Income
Taxes and Bankruptcy.
It is a common misunderstanding
that bankruptcy cannot eliminate any tax liability. Although
treatment of tax liability is one of the most complicated aspects
of consumer bankruptcy law, the Bankruptcy Code does offer many
debtors substantial income tax relief. Whether or not your bankruptcy
filing relieves your tax debt depends on several factors including
the nature and the status of tax liability and the type of bankruptcy
proceeding.
Type of
Tax
Only individuals,
not businesses, can discharge (wipe out) certain taxes through
bankruptcy. The only tax eligible for discharge is federal income
tax. Bankruptcy offers no relief from taxes for which the debtor/taxpayer
was responsible for collecting from others such as FICA withheld
from employees. Bankruptcy also will not relieve liability for
excise taxes such as estate and gift tax, sales tax, or fuel
taxes.
Secured
Tax Debts
In the course of its
collection efforts, the IRS has the power to file a tax lien
to perfect its tax claim against individuals. A tax lien, once
filed, becomes a secured lien on all of the taxpayer’s
property. If a tax lien is in place prior to your filing bankruptcy,
the IRS’s secured tax lien has priority over the bankruptcy
filing, and bankruptcy cannot dislodge the lien from the your
property. Even property which would otherwise be exempt in a
bankruptcy, such as homestead, cannot be sold or transferred
without payment of the IRS tax lien. In this instance, bankruptcy
provides no tax relief.
Tax Relief
in a Chapter 7 Bankruptcy
Chapter 7 Bankruptcy
will eliminate all income taxes except the following tax liability:
a. Taxes for which a tax return was due to be filed within three
years (plus extensions) prior to the date of filing bankruptcy.
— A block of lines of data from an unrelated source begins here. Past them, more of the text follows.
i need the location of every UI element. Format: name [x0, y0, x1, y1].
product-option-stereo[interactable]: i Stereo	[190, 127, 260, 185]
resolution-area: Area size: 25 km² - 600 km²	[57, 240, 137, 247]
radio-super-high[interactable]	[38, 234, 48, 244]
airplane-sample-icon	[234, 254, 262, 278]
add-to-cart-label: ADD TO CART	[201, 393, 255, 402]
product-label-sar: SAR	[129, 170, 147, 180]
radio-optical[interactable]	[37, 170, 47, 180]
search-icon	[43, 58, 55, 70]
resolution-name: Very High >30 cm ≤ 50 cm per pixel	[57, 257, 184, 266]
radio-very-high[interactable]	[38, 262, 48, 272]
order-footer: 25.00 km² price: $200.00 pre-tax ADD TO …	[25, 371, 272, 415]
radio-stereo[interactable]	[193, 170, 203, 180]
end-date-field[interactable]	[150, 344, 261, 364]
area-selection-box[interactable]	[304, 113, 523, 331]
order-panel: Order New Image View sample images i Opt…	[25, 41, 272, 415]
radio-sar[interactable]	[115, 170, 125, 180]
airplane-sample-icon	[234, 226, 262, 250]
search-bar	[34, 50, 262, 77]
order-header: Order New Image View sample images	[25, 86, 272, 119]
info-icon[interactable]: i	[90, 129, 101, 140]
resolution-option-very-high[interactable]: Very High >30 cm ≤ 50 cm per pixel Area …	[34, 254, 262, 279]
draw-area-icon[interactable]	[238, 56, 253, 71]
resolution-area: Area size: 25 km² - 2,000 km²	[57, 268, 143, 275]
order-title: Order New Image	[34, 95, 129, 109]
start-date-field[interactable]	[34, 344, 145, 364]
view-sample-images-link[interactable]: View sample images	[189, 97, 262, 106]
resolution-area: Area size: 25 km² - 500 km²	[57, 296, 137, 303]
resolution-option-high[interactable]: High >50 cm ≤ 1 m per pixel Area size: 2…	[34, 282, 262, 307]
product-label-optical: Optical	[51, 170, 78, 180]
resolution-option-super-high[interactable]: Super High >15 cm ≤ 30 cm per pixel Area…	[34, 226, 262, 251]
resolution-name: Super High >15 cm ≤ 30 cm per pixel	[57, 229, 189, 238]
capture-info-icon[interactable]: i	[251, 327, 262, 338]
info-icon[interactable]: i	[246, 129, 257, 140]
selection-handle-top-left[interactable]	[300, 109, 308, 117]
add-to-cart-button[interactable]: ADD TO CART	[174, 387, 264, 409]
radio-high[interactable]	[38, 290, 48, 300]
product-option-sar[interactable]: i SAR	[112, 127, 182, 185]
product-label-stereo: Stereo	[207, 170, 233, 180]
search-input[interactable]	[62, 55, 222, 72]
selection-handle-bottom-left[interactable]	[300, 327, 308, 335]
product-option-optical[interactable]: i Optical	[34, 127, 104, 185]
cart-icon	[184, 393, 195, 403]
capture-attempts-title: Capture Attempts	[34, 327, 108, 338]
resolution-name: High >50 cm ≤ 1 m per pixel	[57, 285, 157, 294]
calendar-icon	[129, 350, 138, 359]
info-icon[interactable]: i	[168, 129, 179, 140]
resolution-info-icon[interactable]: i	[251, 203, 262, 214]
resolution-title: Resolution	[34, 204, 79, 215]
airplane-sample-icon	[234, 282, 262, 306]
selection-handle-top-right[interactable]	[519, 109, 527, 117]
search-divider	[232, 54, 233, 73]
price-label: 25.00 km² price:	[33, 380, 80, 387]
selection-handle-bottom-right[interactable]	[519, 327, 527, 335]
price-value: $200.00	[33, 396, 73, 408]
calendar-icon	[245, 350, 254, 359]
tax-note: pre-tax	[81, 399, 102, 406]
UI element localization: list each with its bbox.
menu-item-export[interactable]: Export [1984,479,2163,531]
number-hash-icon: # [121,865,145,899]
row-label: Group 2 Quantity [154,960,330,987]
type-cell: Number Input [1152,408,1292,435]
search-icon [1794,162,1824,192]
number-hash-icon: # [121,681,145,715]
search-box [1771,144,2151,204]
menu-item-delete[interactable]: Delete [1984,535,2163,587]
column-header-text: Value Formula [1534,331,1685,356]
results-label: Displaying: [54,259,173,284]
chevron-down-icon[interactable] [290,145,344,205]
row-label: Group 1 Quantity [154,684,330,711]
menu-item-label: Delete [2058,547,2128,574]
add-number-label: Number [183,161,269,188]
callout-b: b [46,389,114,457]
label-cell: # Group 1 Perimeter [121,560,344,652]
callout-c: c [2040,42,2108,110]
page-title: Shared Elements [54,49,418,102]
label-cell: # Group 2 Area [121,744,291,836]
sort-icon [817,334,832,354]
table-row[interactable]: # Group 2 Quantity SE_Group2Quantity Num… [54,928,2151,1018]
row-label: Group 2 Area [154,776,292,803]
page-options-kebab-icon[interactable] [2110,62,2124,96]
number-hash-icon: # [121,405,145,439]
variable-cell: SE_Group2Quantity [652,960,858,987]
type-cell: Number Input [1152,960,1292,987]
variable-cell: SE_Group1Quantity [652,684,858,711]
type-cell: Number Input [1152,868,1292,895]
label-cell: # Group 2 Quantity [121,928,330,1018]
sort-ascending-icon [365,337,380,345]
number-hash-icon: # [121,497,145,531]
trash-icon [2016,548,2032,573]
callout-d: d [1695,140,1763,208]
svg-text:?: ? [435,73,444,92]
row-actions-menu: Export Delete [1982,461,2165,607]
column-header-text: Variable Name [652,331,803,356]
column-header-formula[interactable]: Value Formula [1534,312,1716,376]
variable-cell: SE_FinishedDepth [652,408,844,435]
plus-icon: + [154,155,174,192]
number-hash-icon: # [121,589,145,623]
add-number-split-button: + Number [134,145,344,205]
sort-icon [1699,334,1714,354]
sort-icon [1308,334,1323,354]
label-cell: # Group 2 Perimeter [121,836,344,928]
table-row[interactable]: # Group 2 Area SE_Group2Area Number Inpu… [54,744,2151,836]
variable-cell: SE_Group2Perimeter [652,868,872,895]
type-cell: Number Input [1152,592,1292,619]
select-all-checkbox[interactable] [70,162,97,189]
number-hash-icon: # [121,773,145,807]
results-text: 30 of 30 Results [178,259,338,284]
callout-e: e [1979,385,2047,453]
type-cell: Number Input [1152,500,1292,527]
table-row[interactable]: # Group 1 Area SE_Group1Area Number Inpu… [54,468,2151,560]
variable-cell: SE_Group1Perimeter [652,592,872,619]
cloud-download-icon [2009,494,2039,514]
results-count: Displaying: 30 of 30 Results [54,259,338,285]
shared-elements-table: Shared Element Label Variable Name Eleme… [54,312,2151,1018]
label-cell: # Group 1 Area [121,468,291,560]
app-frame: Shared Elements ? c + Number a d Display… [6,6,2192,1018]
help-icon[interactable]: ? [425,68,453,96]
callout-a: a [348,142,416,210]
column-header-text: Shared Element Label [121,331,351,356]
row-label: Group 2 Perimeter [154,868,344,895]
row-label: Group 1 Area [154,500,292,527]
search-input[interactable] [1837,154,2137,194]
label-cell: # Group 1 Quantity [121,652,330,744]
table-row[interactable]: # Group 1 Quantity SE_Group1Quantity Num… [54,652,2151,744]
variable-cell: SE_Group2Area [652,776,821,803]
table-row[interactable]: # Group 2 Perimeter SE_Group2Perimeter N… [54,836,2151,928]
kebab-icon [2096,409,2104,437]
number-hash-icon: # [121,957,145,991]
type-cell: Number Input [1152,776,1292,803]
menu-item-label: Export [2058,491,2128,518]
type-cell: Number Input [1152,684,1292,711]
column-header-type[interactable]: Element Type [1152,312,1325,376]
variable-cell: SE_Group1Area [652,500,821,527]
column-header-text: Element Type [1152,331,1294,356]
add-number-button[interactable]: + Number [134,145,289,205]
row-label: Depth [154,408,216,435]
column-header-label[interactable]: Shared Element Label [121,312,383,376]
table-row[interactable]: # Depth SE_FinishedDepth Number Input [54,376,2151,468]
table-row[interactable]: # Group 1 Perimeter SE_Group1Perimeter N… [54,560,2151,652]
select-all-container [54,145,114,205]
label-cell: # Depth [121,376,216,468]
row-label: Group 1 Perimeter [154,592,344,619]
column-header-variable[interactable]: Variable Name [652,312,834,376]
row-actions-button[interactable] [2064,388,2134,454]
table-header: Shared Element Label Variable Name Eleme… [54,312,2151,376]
For example, the tax return for 2003 income taxes was due to
be filed on April 15, 2004 (plus any extensions), and therefore,
these income taxes cannot be discharged by filing bankruptcy
on or before April 15, 2007 (plus the time of extensions); OR
b. Taxes assessed by the IRS within 240 days before the filing
of bankruptcy. Assessment date is the date that tax liability
is entered on IRS records; OR
c. Taxes not yet assessed but still assessable; OR
d. Taxes for which a tax return was filed late and filed within
two years prior to filing bankruptcy; OR
e. Taxes of a debtor who committed fraud related to a
tax return or willfully attempted to evade or defeat taxes sought
to be discharged.
Income taxes that do not fail any of the above five tests may
be wiped out in a Chapter 7 Bankruptcy.
Tax Relief
in a Chapter 13 Bankruptcy
Taxes which are non-dischargeable
in Chapter 13 are considered priority debts and must be paid
in full during the Chapter 13 plan without interest.
Other
Points to Remember
Dischargeable taxes
are eliminated in Chapter 7 and are treated as general, unsecured
creditors in Chapter 13.
Secured tax liens cannot be discharged in Chapter 7. The secured
portion of tax liability must be paid during a Chapter 13, in
full and with interest, but without further penalty.